Saturday, December 21, 2013

Welcome back to the eurozone nightmare

Monetary union remains as flawed as ever
By Liam Halligan
The eurozone has recently been off our news radar. We Britons have become smug of late given our new-found growth, now that we’re the most rapidly expanding economy in the Western world (almost).
We certainly have a sense that the “Continental” economies aren’t doing as well as ours. Apart from those pesky Germans, of course, who are annoyingly good at making stuff the rest of the world wants to buy.
Yet, the fear of the euro as a tinderbox, which at any minute could spark financial meltdown, seems to have gone. The euro as a ticking-time bomb, about to explode, causing another Lehman-style Minsky moment on global markets – all that has been dealt with, we think, sorted, solved?
I would like to tell you that’s true. But I can’t, because it isn’t. The eurozone’s deep structural flaws remain as ever they were.
This jerry-built monetary union, for all the fanfare, arrogance and “solidarity”, is fundamentally just as vulnerable as it was in the summer of 2012, when, suddenly, everyone started worrying that the single currency wasn’t, as we’d always been told, “irreversible”.
Until then, it was only been “nutters” like me who openly questioned the eurozone’s long-term survival. We raised such “mad” questions not because we’d spent much of our adult lives studying economics, history and the minutiae of currency unions – oh no – but because we were “cranks” and “xenophobes”.

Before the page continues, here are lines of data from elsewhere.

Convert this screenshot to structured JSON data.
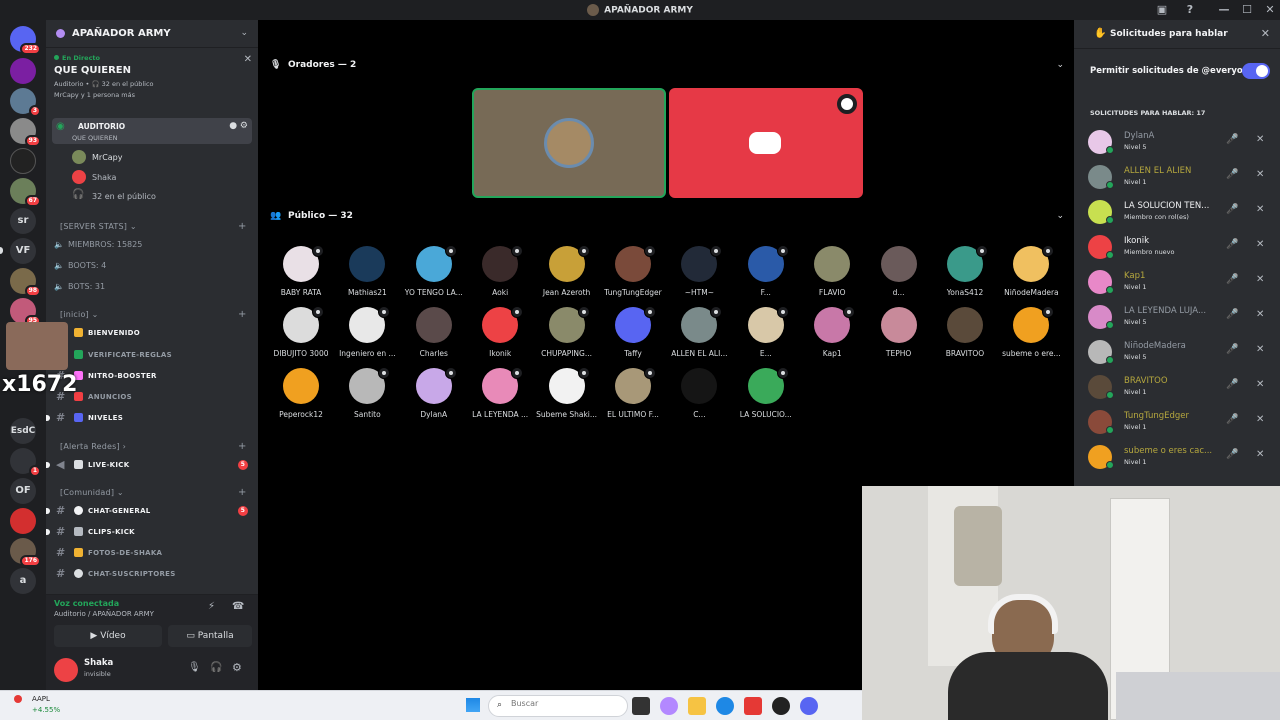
{
  "window": {
    "title": "APAÑADOR ARMY"
  },
  "rail": {
    "servers": [
      {
        "badge": "232"
      },
      {
        "badge": ""
      },
      {
        "badge": "3"
      },
      {
        "badge": "93"
      },
      {
        "badge": ""
      },
      {
        "badge": "67"
      },
      {
        "label": "sr"
      },
      {
        "label": "VF"
      },
      {
        "badge": "98"
      },
      {
        "badge": "95"
      },
      {
        "badge": ""
      },
      {
        "label": "x1672"
      },
      {
        "label": "EsdC"
      },
      {
        "badge": "1"
      },
      {
        "label": "OF"
      },
      {
        "badge": ""
      },
      {
        "badge": "176"
      },
      {
        "label": "a"
      }
    ]
  },
  "sidebar": {
    "server_name": "APAÑADOR ARMY",
    "live": {
      "tag": "En Directo",
      "title": "QUE QUIEREN",
      "line1": "Auditorio • 🎧 32 en el público",
      "line2": "MrCapy y 1 persona más"
    },
    "active_channel": {
      "label": "Auditorio",
      "sub": "QUE QUIEREN"
    },
    "stage_members": [
      {
        "name": "MrCapy"
      },
      {
        "name": "Shaka"
      },
      {
        "name": "32 en el público"
      }
    ],
    "categories": {
      "stats": "[SERVER STATS]",
      "inicio": "[inicio]",
      "alerta": "[Alerta Redes]",
      "comunidad": "[Comunidad]"
    },
    "stats": [
      "MIEMBROS: 15825",
      "BOOTS: 4",
      "BOTS: 31"
    ],
    "channels_inicio": [
      "bienvenido",
      "verificate-reglas",
      "nitro-booster",
      "anuncios",
      "niveles"
    ],
    "channels_alerta": [
      {
        "label": "live-kick",
        "count": "5"
      }
    ],
    "channels_comunidad": [
      {
        "label": "chat-general",
        "count": "5"
      },
      {
        "label": "clips-kick"
      },
      {
        "label": "fotos-de-shaka"
      },
      {
        "label": "chat-suscriptores"
      }
    ],
    "voice": {
      "status": "Voz conectada",
      "channel": "Auditorio / APAÑADOR ARMY",
      "video": "Vídeo",
      "screen": "Pantalla"
    },
    "user": {
      "name": "Shaka",
      "status": "invisible"
    }
  },
  "stage": {
    "speakers_header": "Oradores — 2",
    "audience_header": "Público — 32",
    "audience": [
      "BABY RATA",
      "Mathias21",
      "YO TENGO LA...",
      "Aoki",
      "Jean Azeroth",
      "TungTungEdger",
      "~HTM~",
      "F...",
      "FLAVIO",
      "d...",
      "YonaS412",
      "NiñodeMadera",
      "DIBUJITO 3000",
      "Ingeniero en ...",
      "Charles",
      "Ikonik",
      "CHUPAPING...",
      "Taffy",
      "ALLEN EL ALI...",
      "E...",
      "Kap1",
      "TEPHO",
      "BRAVITOO",
      "subeme o ere...",
      "Peperock12",
      "Santito",
      "DylanA",
      "LA LEYENDA ...",
      "Subeme Shaki...",
      "EL ULTIMO F...",
      "C...",
      "LA SOLUCIO..."
    ]
  },
  "panel": {
    "title": "Solicitudes para hablar",
    "toggle_label": "Permitir solicitudes de @everyone",
    "list_header": "SOLICITUDES PARA HABLAR: 17",
    "requests": [
      {
        "name": "DylanA",
        "level": "Nivel 5",
        "color": "#949ba4"
      },
      {
        "name": "ALLEN EL ALIEN",
        "level": "Nivel 1",
        "color": "#b5a73e"
      },
      {
        "name": "LA SOLUCION TEN...",
        "level": "Miembro con rol(es)",
        "color": "#f2f3f5"
      },
      {
        "name": "Ikonik",
        "level": "Miembro nuevo",
        "color": "#f2f3f5"
      },
      {
        "name": "Kap1",
        "level": "Nivel 1",
        "color": "#b5a73e"
      },
      {
        "name": "LA LEYENDA LUJA...",
        "level": "Nivel 5",
        "color": "#949ba4"
      },
      {
        "name": "NiñodeMadera",
        "level": "Nivel 5",
        "color": "#949ba4"
      },
      {
        "name": "BRAVITOO",
        "level": "Nivel 1",
        "color": "#b5a73e"
      },
      {
        "name": "TungTungEdger",
        "level": "Nivel 1",
        "color": "#b5a73e"
      },
      {
        "name": "subeme o eres cac...",
        "level": "Nivel 1",
        "color": "#b5a73e"
      }
    ]
  },
  "taskbar": {
    "ticker": "AAPL",
    "change": "+4.55%",
    "search_placeholder": "Buscar"
  }
}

Back in that Olympic summer, however, as government bond yields in the likes of Greece, Spain and Italy spiked, and riots broke out in previously laid-back European capitals, everyone realised that some profligate members could crash-out of monetary union, forced by market vigilantes and window-smashing thugs, or maybe even kicked-out by Germany (with the Finns and the Dutch providing moral cover).
But then the newish European Central Bank president, Mario Draghi, promised to do “whatever it takes” to save the euro. At the same time, politicians began talking about a “banking union” – and with extremely serious faces. As if by magic, there was calm. The markets relented and bond yields fell back.
Since then, while it hasn’t been plain sailing, there’s been far less talk of a stormy “break-up” of monetary union. The euro is actually set to end 2013 as one of the best-performing main currencies – up from $1.32 in early January to around $1.37 today.
The fact that the US government wanted this dollar depreciation, deliberately stoking it by expanding the Fed’s balance sheet $85bn (£52bn) a month is, of course, completely irrelevant.